これは、親友のお前に、俺が優越感を感じてるからだと思ったりもしてたんだけど。
どうやら、違うらしい。
「俺、好きな子いるんだけど。その子さ、お前のことが好きらしいんだよなぁ」
この前、話してたら、お前の連絡先知りたいっぽかったし。
と、肩を落とす彼に。
俺は何だかイライラしたんだ。
お前に好きな子がいることも。
その子が俺を好きらしいのも。
だって、お前が俺を羨ましがるのは。
その子に好かれたいからなんでしょ。
……そんなの、何かムカつく。
と、この時、俺は気がついてしまった。
俺がお前に褒められて嬉しいのは、優越感からじゃなくて。
俺が、お前のことを好きだからだ。
好きな子に褒められて、嬉しくない男なんていない。
……でも、そんなの意味ねぇーじゃん。
好きな子に振り向いてもらえないなら、全然、人生勝ち組じゃねぇーし。
そう思うと、隣で肩を落とす彼がやっぱり腹立たしくて。
「バーカ。

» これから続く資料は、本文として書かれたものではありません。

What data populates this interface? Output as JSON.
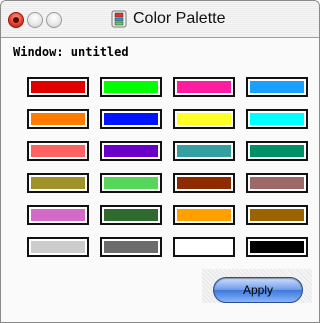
{
  "window": {
    "title": "Color Palette",
    "label": "Window: untitled"
  },
  "icons": {
    "close": "close-icon",
    "minimize": "minimize-icon",
    "zoom": "zoom-icon",
    "app": "palette-app-icon"
  },
  "palette": {
    "rows": [
      [
        "#e00000",
        "#00ff00",
        "#ff1ca0",
        "#1aa0ff"
      ],
      [
        "#ff7a00",
        "#0014ff",
        "#ffff28",
        "#00ffff"
      ],
      [
        "#ff6262",
        "#6a00c8",
        "#34a0a0",
        "#009068"
      ],
      [
        "#9e9228",
        "#58d65c",
        "#8e2a00",
        "#9c6868"
      ],
      [
        "#d46ac8",
        "#2f6a2e",
        "#ffa000",
        "#9c6400"
      ],
      [
        "#cccccc",
        "#6c6c6c",
        "#ffffff",
        "#000000"
      ]
    ]
  },
  "buttons": {
    "apply": "Apply"
  }
}
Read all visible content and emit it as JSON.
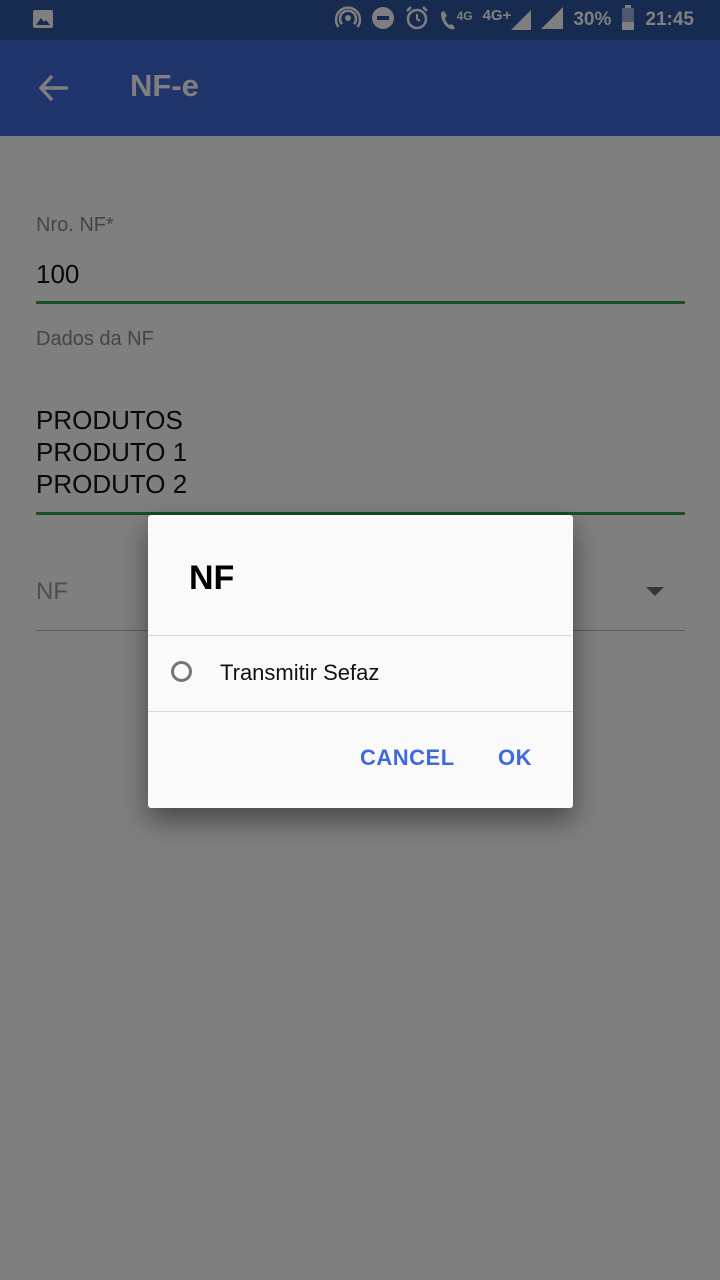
{
  "status_bar": {
    "icons": [
      "image-icon",
      "hotspot-icon",
      "do-not-disturb-icon",
      "alarm-icon",
      "volte-call-icon",
      "signal-4g-plus-icon",
      "signal-icon",
      "battery-icon"
    ],
    "call_tag": "4G",
    "network_label": "4G+",
    "battery": "30%",
    "time": "21:45"
  },
  "app_bar": {
    "title": "NF-e",
    "color": "#3f6ad8"
  },
  "form": {
    "nro_nf_label": "Nro. NF*",
    "nro_nf_value": "100",
    "dados_label": "Dados da NF",
    "dados_lines": [
      "PRODUTOS",
      "PRODUTO 1",
      "PRODUTO 2"
    ],
    "select_placeholder": "NF"
  },
  "dialog": {
    "title": "NF",
    "options": [
      {
        "label": "Transmitir Sefaz",
        "selected": false
      }
    ],
    "cancel_label": "CANCEL",
    "ok_label": "OK",
    "accent_color": "#3f6ad8"
  }
}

俺の連絡先、勝手に教えたりすんなよ?」
と、彼の頭を、手でクシャクシャにしてやれば。
「ちょっ、何すんだよっ?今日、髪のセット良い感じにキマったと思ってたのによぉ」
「そんなの知らねぇーし」
お前が、俺の気持ちを知らないのが悪いんだから。
劣等感
俺と並んで歩く彼は。
誰が見ても振り返るような、長身イケメン。
対して、俺はというと。
チビで、顔は別に普通。
そんな俺達が並んで歩いていれば。
俺はお前の引き立て役か、って。
当然、劣等感が湧いてくるんだけど。
でも、それでも、俺が彼の隣にいるのは。
気が合うし、一緒にいて楽しいからだ。
勉強もスポーツも何でも出来る彼は。
意外と子供っぽくて。
俺もスポーツは得意だから、勝負をすれば勝てる時も、たまにあるって。
一度や二度の負けぐらい、諦めたら良いのに。
俺に負けた時は決まって、直ぐに再戦を申し込んでくるところなんかは、負けず嫌いで。
完璧な彼の可愛らしいところだし。
俺も負けず嫌いだから、おんなじだな、って嬉しくなる。
そんな感じで、彼といるのは劣等感を感じることも多いけど。
楽しくて、嬉しいこともいっぱいあるから。
俺は彼と過ごす時間が好きだ。
まぁ、目の前で女の子に呼び出されて、告白されに行く彼を見送るのは。
正直、複雑な気分になるんだけど。
それは、彼ばっかモテて、羨ましいからだと思ってた。
でも、どうやら違うっぽい。
だって。
前から好きだと思っていた、女の子に。
彼の連絡先を知りたい、みたいな話をされて。
俺はもちろん、ショックだった。
でも、それは。
俺の気持ちが、その子に届かないとわかったからじゃない。
彼を、その子に渡したくないと思ってしまったから。
その気持ちに気がついて、俺はショックを受けたのだ。
……俺って、アイツのことが好きなんかな。
けど、そんな気持ちは受け取ってもらえないに決まってる。
アイツは人生勝ち組なんだから、相手は選びたい放題なんだし。
俺はチビで、勉強はさっぱりで……何より可愛い女の子じゃないから。
俺ががっくりと肩を落とす。
そうしたら、隣の彼がバーカ、なんて。
頭をクシャクシャにしてくる。
頭に触られた瞬間、彼の手の大きさと温もりに、ドキドキして。
……こんな惨めな気持ち、早く忘れなきゃ。
慌てて、彼によって乱れた髪を直すと同時に。
煩く騒ぐ心臓を落ち着かせるのに、必死になるのだった。